Wealth in itself doesn’t have to be a zero-sum game.  Bill Gates is the richest man in the world, but he didn’t get that way by making other people poorer.  He created a huge amount of wealth for other people by helping them do wonderful things with computers, and by doing so he became a multi-billionaire.  But status—who’s ahead—is a zero-sum game.

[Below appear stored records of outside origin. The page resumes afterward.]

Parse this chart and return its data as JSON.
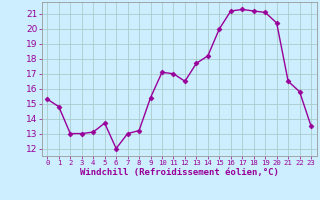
{
  "x": [
    0,
    1,
    2,
    3,
    4,
    5,
    6,
    7,
    8,
    9,
    10,
    11,
    12,
    13,
    14,
    15,
    16,
    17,
    18,
    19,
    20,
    21,
    22,
    23
  ],
  "y": [
    15.3,
    14.8,
    13.0,
    13.0,
    13.1,
    13.7,
    12.0,
    13.0,
    13.2,
    15.4,
    17.1,
    17.0,
    16.5,
    17.7,
    18.2,
    20.0,
    21.2,
    21.3,
    21.2,
    21.1,
    20.4,
    16.5,
    15.8,
    13.5
  ],
  "line_color": "#990099",
  "marker": "D",
  "markersize": 2.5,
  "linewidth": 1.0,
  "bg_color": "#cceeff",
  "grid_color": "#aacccc",
  "xlabel": "Windchill (Refroidissement éolien,°C)",
  "ylabel": "",
  "xlim": [
    -0.5,
    23.5
  ],
  "ylim": [
    11.5,
    21.8
  ],
  "yticks": [
    12,
    13,
    14,
    15,
    16,
    17,
    18,
    19,
    20,
    21
  ],
  "xticks": [
    0,
    1,
    2,
    3,
    4,
    5,
    6,
    7,
    8,
    9,
    10,
    11,
    12,
    13,
    14,
    15,
    16,
    17,
    18,
    19,
    20,
    21,
    22,
    23
  ],
  "tick_color": "#990099",
  "label_color": "#990099",
  "axis_color": "#999999",
  "font_size": 6.0,
  "xlabel_fontsize": 6.5,
  "ytick_fontsize": 6.5,
  "xtick_fontsize": 5.2
}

There are limits to how much wealth a man can create, even Bill Gates.  But there are no limits on the wealth God can give us.  He promised that Peter would be rewarded a hundredfold, and I have no doubt that Peter was.

My sister once met a man who was severely crippled from birth.  He was often in pain and was frequently hospitalized.  But she noticed that he was always cheerful, and she asked him why he always seemed so happy.  He told her that every morning when he woke up, he said, “Good morning, Lord!  What is it that you want me to do today?”  Then he would get ideas of what God wanted from him that day and work hard at doing it.  That man is getting a taste of the kingdom of heaven right here on earth.  He is enjoying the privilege of being a laborer in the Lord’s vineyard.

I believe that man had the right idea.  There is something that the Lord wants each of us to do today.  Let’s find out what it is and get to work.  Jesus has promised that the labor will bring us rich rewards.  So we don’t have to wait until the eleventh hour to get started.